Eine Meeresbucht. Links das offene, bis zu fernem Horizont sich dehnende Meer. Die rechte Hälfte der Bühne wird von einer felsigen, ebenfalls in blaue Ferne sich erstreckenden Küste eingenommen. Rechts im Vordergrunde die Wohnung der Fischerfamilie: eine große aufrecht stehende Heringstonne, die in der oberen Hälfte mit einer augenblicklich offenstehenden Tür und einem Ofenknierohr als Schornstein versehen ist. Zu der Tür führt eine kleine Treppe hinauf. Fischer und Schiffergeräte, Netze, zum Dörren aufgehängte Fische und dergl. vervollständigen die Strandidylle. Am Ufer, das sich im Vordergrunde bis in die linke Kulisse fortsetzt und hier fast eben ist, sitzt Munk, der Fischer, mit dem Ausbessern eines Netzes beschäftigt und singend. Neben ihm spielt sein sechsjähriges Söhnchen Ubbe im Sande.

1. Szene.

Munk. Ubbe.

Munk (singt)


    Das steht gepflanzt in Gottes Hand,
    O Herr, gib Fisch an meinen Strand.
    Ich bitte nicht um Überfluß,
    Nur was ich nötig haben muß.

Ubbe. Vater, erzähl mal wieder 'n Geschichte.

Munk. Ja welche denn?

Ubbe. Och, die, weiß wohl, mit Jungfrau Maria un wie die Königin verbrannt werden soll.

Munk. Na ja. Also da war mal 'n großer Wald, un da –

Ubbe. Vater, was is eigenlich 'n Wald?

Munk. 'n Wald? Das is, wenn 'n ganze Menge Bäume zusammensteh'n –

Ubbe. Was is Bäume?

Munk. Nanu – Bäume, das sind – – das sind so dicke Stämme mit Blättern dran –

Ubbe.

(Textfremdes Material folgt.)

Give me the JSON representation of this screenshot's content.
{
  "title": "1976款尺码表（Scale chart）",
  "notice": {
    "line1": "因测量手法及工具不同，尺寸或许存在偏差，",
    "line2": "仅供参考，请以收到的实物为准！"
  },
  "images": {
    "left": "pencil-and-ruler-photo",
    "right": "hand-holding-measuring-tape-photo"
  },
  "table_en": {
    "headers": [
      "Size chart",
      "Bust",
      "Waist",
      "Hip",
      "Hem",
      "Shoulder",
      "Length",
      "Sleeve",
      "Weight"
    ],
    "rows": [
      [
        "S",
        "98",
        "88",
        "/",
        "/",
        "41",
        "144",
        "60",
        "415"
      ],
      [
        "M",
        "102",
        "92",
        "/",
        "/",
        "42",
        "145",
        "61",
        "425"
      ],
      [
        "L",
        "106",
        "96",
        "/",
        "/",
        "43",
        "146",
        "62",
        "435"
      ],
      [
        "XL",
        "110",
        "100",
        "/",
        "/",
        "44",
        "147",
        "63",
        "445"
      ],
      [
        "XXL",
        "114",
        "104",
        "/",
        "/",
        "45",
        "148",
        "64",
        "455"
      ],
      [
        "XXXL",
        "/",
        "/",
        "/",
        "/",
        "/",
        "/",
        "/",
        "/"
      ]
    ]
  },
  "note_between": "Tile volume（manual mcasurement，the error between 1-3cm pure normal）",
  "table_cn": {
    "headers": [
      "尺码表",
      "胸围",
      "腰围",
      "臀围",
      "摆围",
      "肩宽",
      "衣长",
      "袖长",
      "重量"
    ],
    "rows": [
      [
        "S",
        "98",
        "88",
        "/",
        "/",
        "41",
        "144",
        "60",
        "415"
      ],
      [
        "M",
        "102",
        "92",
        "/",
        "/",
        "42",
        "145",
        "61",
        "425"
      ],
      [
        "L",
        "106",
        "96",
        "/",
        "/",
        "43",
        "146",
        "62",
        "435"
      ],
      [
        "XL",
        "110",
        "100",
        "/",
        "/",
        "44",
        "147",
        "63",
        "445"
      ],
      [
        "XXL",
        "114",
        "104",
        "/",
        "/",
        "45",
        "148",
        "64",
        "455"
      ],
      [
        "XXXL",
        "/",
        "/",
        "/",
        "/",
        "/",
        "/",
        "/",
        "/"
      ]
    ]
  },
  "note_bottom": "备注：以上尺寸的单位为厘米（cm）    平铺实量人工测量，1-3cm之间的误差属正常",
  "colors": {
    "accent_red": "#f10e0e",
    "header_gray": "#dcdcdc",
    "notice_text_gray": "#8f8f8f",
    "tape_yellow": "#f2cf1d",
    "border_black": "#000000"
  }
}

Was is Stämme?

Munk. Jung, du frags ja der Kuh das Kalb ab!

Ubbe (neugierig). Was tu ich, Vater?

Munk (laut, aber immer freundlich). Du frags der Kuh das Kalb ab!

Ubbe. Was is'n Kalb?

Munk. Herrgott – Junge, nu laß mich aber mal zufrieden. (Nach einer Weile.) Du weiß doch noch, wie wir' n Pferd gesehen haben, nich?

Ubbe. O ja, wie du gans weit mit mir weggegingt – gegangt bis – Junge, das war fein!

Munk. Na, so'n Tier is auch die Kuh, bloß: sie hat Hörner auf'm Kopf (deutet es durch Geberden an) un macht Muh! un wenn sie'n Kind kriegt, dann ist das 'n Kalb.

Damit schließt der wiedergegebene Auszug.